E acho que a principal mensagem que Uma Longa Jornada pode nos passar é: se o amor verdadeiro, não importa em que época ou em que formato se molde, ele sempre será da mesma forma. A linha tênue que separava Ira e Ruth de Sophia e Luke nada mais era que décadas. O amor era o mesmo; a intensidade do relacionamento era a mesma. Porque quando atinge o grau superlativo, o amor é simplesmente a compreensão e aceitação dos erros; o compartilhamento de momentos simples; sorrisos matinais; ‘Eu te amo’ inesperados.
“- Não – diz Ruth, sua voz assumindo um tom sedutor. – Sim, você beijou, mas não foi só um beijo de boa-noite.
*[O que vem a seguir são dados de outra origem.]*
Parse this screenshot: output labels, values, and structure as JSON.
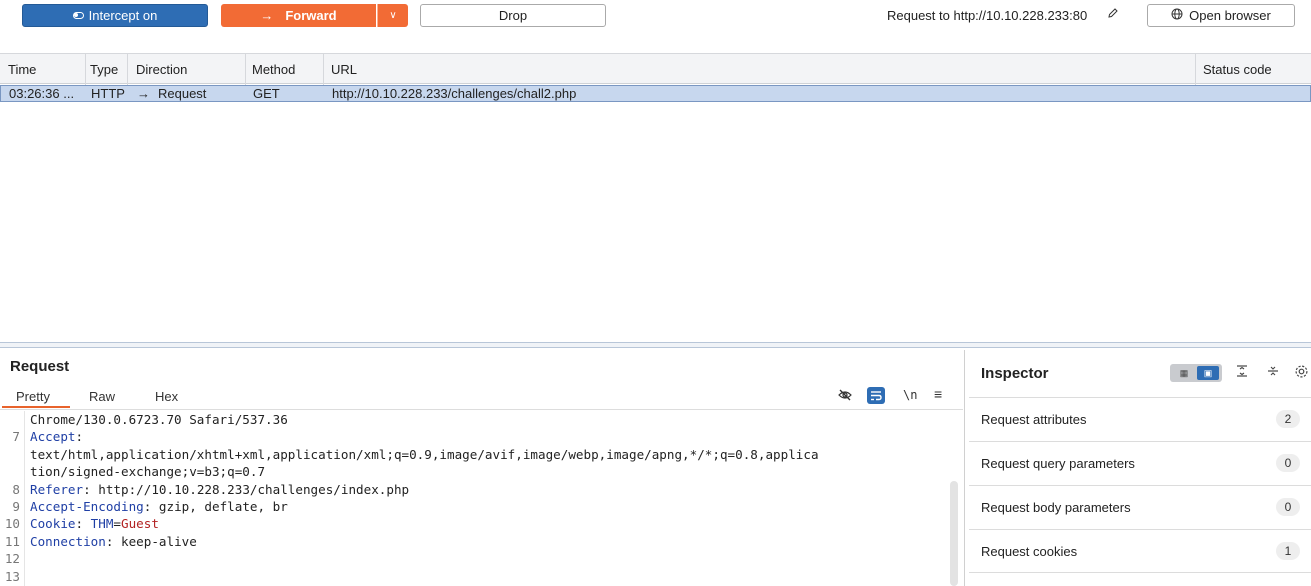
{
  "toolbar": {
    "intercept_label": "Intercept on",
    "forward_label": "Forward",
    "drop_label": "Drop",
    "request_to": "Request to http://10.10.228.233:80",
    "open_browser_label": "Open browser"
  },
  "table": {
    "headers": [
      "Time",
      "Type",
      "Direction",
      "Method",
      "URL",
      "Status code"
    ],
    "rows": [
      {
        "time": "03:26:36 ...",
        "type": "HTTP",
        "direction": "Request",
        "method": "GET",
        "url": "http://10.10.228.233/challenges/chall2.php",
        "status": ""
      }
    ]
  },
  "request": {
    "title": "Request",
    "tabs": [
      "Pretty",
      "Raw",
      "Hex"
    ],
    "active_tab": "Pretty",
    "lines": [
      {
        "num": "",
        "text": "Chrome/130.0.6723.70 Safari/537.36"
      },
      {
        "num": "7",
        "key": "Accept",
        "value": ""
      },
      {
        "num": "",
        "text": "text/html,application/xhtml+xml,application/xml;q=0.9,image/avif,image/webp,image/apng,*/*;q=0.8,applica"
      },
      {
        "num": "",
        "text": "tion/signed-exchange;v=b3;q=0.7"
      },
      {
        "num": "8",
        "key": "Referer",
        "value": " http://10.10.228.233/challenges/index.php"
      },
      {
        "num": "9",
        "key": "Accept-Encoding",
        "value": " gzip, deflate, br"
      },
      {
        "num": "10",
        "key": "Cookie",
        "cookie_name": "THM",
        "cookie_value": "Guest"
      },
      {
        "num": "11",
        "key": "Connection",
        "value": " keep-alive"
      },
      {
        "num": "12",
        "text": ""
      },
      {
        "num": "13",
        "text": ""
      }
    ]
  },
  "inspector": {
    "title": "Inspector",
    "items": [
      {
        "label": "Request attributes",
        "count": "2"
      },
      {
        "label": "Request query parameters",
        "count": "0"
      },
      {
        "label": "Request body parameters",
        "count": "0"
      },
      {
        "label": "Request cookies",
        "count": "1"
      }
    ]
  },
  "colors": {
    "intercept_blue": "#2e6db4",
    "forward_orange": "#f26b35",
    "selected_row": "#c7d7ee"
  }
}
Mesmo naquela época, pude sentir nele a promessa de que você me beijaria assim para sempre.” Pág.: 71
E o fim deste livro é tão surpreendente e incrível. Ah, e tão feliz! O entrelaçamento das estórias causa uma sensação de êxtase no leitor e faz o mesmo se deliciar com a tal ‘luz no fim do túnel’. A esperança de que independente de qualquer coisa, o amor é um sentimento que deve ser experimentado por todos e cada um.
Uma grande obra de um grande autor. Para os fãs a reafirmação de que Sparks é um dos autores mais célebres; para os que ainda torcem o nariz, um livro que não tem um fim triste e que pode cativar pela simplicidade.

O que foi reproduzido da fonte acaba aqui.